Kolejną sprawą, na jaką powołuje się Warszawa, jest niezakończone jeszcze postępowanie, jakie w grudniu 2015 roku wniosły do Trybunału Sprawiedliwości UE Węgry i Słowacja. Państwa te zwróciły się o stwierdzenie nieważności decyzji o relokacji wskazując, że nie była ona podjęta jednomyślnie. Polska przyłączyła się do tych dwóch krajów w charakterze interwenienta.
Wreszcie rząd wskazuje na swoje rozumienie zasady solidarności w tej sprawie, która - według naszych władz - powinna polegać na udzielaniu pomocy w naprawie błędów systemu azylowego danego państwa członkowskiego. Polska przypomina w tym kontekście o wysyłaniu ekspertów, którzy mają wspierać organy azylowe we Włoszech i Grecji, a także o przekazywaniu pomocy humanitarnej do państw dotkniętych kryzysem.

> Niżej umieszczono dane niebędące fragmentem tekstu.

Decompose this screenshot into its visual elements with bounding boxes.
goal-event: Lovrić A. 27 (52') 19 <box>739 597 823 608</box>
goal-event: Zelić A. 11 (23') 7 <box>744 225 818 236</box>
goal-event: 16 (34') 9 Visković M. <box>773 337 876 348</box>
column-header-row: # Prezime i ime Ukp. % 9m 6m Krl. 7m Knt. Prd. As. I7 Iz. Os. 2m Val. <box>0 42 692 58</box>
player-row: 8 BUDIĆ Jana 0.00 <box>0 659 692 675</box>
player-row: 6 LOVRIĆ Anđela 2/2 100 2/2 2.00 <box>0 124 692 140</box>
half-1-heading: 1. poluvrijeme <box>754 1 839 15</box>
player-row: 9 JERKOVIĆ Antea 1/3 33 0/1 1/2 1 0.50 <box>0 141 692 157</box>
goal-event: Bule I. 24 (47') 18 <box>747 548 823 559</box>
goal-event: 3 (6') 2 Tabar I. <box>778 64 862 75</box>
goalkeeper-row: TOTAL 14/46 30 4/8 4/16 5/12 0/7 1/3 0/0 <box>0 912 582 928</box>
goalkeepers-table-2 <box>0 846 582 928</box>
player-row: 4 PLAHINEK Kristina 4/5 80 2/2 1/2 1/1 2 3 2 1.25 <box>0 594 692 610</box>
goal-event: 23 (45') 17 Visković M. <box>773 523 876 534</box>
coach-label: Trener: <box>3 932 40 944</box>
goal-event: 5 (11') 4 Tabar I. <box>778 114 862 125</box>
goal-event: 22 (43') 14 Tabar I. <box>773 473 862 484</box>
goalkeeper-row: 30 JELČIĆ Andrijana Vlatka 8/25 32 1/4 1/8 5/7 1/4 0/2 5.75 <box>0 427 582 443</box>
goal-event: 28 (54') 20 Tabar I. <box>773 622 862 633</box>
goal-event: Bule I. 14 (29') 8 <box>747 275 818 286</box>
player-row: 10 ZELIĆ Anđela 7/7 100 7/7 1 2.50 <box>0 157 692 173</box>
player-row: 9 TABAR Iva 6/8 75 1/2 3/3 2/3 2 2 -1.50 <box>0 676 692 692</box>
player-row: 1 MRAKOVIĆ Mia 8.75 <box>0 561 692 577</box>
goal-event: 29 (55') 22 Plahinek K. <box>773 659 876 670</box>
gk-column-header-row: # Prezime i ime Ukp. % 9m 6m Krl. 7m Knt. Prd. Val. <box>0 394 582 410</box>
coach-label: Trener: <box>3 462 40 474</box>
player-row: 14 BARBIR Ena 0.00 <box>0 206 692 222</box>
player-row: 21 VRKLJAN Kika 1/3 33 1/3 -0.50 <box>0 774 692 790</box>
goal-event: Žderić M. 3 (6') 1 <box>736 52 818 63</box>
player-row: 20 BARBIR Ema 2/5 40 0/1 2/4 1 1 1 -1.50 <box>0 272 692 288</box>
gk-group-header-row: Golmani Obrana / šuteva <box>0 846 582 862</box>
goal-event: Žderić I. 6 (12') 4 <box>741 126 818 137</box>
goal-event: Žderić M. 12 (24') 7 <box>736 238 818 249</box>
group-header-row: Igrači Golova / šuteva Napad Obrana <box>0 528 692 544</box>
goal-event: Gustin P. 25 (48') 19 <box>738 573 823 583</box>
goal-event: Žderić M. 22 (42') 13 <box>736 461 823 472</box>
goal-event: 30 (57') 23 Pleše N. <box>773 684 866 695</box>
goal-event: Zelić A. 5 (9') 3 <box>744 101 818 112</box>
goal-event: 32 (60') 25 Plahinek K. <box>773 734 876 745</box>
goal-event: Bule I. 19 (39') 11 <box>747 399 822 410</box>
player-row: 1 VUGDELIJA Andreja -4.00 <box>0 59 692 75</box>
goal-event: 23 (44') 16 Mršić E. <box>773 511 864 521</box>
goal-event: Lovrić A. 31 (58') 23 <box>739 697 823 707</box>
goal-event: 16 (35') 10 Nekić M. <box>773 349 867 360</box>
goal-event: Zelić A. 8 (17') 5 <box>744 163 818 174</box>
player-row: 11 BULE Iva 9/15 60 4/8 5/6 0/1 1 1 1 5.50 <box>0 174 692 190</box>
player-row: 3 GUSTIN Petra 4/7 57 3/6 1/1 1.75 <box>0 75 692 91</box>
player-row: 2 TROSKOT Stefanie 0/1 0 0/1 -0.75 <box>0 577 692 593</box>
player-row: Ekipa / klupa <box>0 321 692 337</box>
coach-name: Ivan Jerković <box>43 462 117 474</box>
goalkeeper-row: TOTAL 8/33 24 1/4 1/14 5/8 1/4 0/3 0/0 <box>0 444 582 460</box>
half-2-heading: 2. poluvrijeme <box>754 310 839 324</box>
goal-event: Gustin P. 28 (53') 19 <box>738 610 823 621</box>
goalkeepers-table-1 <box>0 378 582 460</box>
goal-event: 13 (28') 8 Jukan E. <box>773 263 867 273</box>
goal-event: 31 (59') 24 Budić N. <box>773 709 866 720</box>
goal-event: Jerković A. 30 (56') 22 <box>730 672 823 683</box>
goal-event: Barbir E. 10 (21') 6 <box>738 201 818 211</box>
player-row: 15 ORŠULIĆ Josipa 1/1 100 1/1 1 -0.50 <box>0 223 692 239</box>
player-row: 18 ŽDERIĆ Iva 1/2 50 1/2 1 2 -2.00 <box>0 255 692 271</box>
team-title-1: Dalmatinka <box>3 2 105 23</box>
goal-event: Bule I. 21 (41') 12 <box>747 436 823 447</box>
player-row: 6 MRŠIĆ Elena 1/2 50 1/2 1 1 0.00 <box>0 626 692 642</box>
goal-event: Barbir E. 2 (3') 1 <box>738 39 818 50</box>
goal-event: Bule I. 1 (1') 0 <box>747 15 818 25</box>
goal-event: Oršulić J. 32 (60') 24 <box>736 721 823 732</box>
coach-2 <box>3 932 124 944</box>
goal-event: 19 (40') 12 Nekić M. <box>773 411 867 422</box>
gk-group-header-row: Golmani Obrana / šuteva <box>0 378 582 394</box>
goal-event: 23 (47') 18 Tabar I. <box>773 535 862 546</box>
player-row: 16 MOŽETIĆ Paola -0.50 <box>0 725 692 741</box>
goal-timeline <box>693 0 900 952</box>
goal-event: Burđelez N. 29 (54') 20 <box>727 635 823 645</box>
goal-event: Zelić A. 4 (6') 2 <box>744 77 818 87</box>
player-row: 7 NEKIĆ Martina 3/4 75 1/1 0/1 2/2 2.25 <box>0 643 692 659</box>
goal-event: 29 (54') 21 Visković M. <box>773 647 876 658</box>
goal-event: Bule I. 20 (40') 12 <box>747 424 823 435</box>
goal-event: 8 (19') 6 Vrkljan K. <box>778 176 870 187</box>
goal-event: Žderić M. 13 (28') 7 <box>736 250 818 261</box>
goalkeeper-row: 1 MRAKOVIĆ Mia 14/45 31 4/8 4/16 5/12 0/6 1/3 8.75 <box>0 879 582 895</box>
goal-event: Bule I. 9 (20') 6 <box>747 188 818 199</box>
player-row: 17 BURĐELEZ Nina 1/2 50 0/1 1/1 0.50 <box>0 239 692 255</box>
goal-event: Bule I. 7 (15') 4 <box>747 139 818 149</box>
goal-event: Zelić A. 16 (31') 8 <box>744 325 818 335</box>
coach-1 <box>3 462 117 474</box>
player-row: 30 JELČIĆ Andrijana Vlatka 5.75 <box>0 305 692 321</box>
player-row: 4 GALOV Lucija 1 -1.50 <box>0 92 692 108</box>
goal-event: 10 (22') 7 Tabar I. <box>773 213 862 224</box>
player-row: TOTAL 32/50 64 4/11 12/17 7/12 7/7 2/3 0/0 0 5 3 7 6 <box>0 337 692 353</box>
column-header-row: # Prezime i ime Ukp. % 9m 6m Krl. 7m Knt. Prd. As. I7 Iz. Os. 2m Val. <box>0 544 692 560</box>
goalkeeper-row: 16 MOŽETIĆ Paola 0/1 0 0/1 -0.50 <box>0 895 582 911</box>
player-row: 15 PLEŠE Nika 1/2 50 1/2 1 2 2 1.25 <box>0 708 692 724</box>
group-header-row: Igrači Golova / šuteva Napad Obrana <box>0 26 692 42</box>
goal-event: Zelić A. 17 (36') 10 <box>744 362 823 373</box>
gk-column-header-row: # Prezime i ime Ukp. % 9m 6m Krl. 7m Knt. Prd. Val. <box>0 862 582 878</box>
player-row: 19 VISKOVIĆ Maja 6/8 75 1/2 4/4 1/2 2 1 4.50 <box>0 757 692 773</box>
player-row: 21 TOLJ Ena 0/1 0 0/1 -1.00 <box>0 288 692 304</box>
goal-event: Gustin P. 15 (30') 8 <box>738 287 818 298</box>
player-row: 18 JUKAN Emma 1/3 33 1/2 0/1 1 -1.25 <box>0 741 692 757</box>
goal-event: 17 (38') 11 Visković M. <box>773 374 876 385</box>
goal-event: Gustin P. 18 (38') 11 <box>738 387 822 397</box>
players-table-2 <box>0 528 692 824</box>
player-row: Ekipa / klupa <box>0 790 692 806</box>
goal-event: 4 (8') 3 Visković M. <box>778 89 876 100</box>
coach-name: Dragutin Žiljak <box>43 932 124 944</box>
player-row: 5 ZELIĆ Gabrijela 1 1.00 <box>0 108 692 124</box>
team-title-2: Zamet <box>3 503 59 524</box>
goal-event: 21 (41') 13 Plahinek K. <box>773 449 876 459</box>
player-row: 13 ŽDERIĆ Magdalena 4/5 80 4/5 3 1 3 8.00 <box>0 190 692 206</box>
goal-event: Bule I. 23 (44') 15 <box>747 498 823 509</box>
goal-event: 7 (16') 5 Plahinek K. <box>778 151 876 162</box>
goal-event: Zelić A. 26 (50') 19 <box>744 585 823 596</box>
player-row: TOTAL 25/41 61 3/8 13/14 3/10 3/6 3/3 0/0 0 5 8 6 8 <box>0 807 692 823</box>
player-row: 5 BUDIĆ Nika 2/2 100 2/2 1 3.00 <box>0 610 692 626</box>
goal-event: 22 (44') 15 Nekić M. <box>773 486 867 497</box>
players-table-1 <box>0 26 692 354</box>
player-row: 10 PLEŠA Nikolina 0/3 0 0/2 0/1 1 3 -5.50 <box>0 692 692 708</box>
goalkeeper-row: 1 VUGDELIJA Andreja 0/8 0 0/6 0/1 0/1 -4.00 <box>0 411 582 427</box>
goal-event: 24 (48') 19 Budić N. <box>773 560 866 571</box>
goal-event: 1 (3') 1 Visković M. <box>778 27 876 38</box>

W dokumencie podkreślono również, że państwa, które nie posiadają doświadczenia w przyjmowaniu uchodźców z danego regionu, muszą ponieść znacznie większy wysiłek administracyjny i finansowy, aby sprostać nałożonym na nie obowiązkom. "Decyzje relokacyjne w sposób nieproporcjonalny ingerują w krajowe systemy azylowe i integracyjne, wymuszając na znacznej części państw zmianę struktury i profilu własnych systemów" - czytamy.
Komisja Europejska wszczęła procedurę 14 czerwca w związku z niewywiązywaniem się przez Polskę, Czechy i Węgry ze zobowiązań w sprawie relokacji uchodźców. Kraje te dostały miesiąc na wystosowanie odpowiedzi do KE. Polska zapowiedziała w piśmie, że wniesie o umorzenie postępowania KE.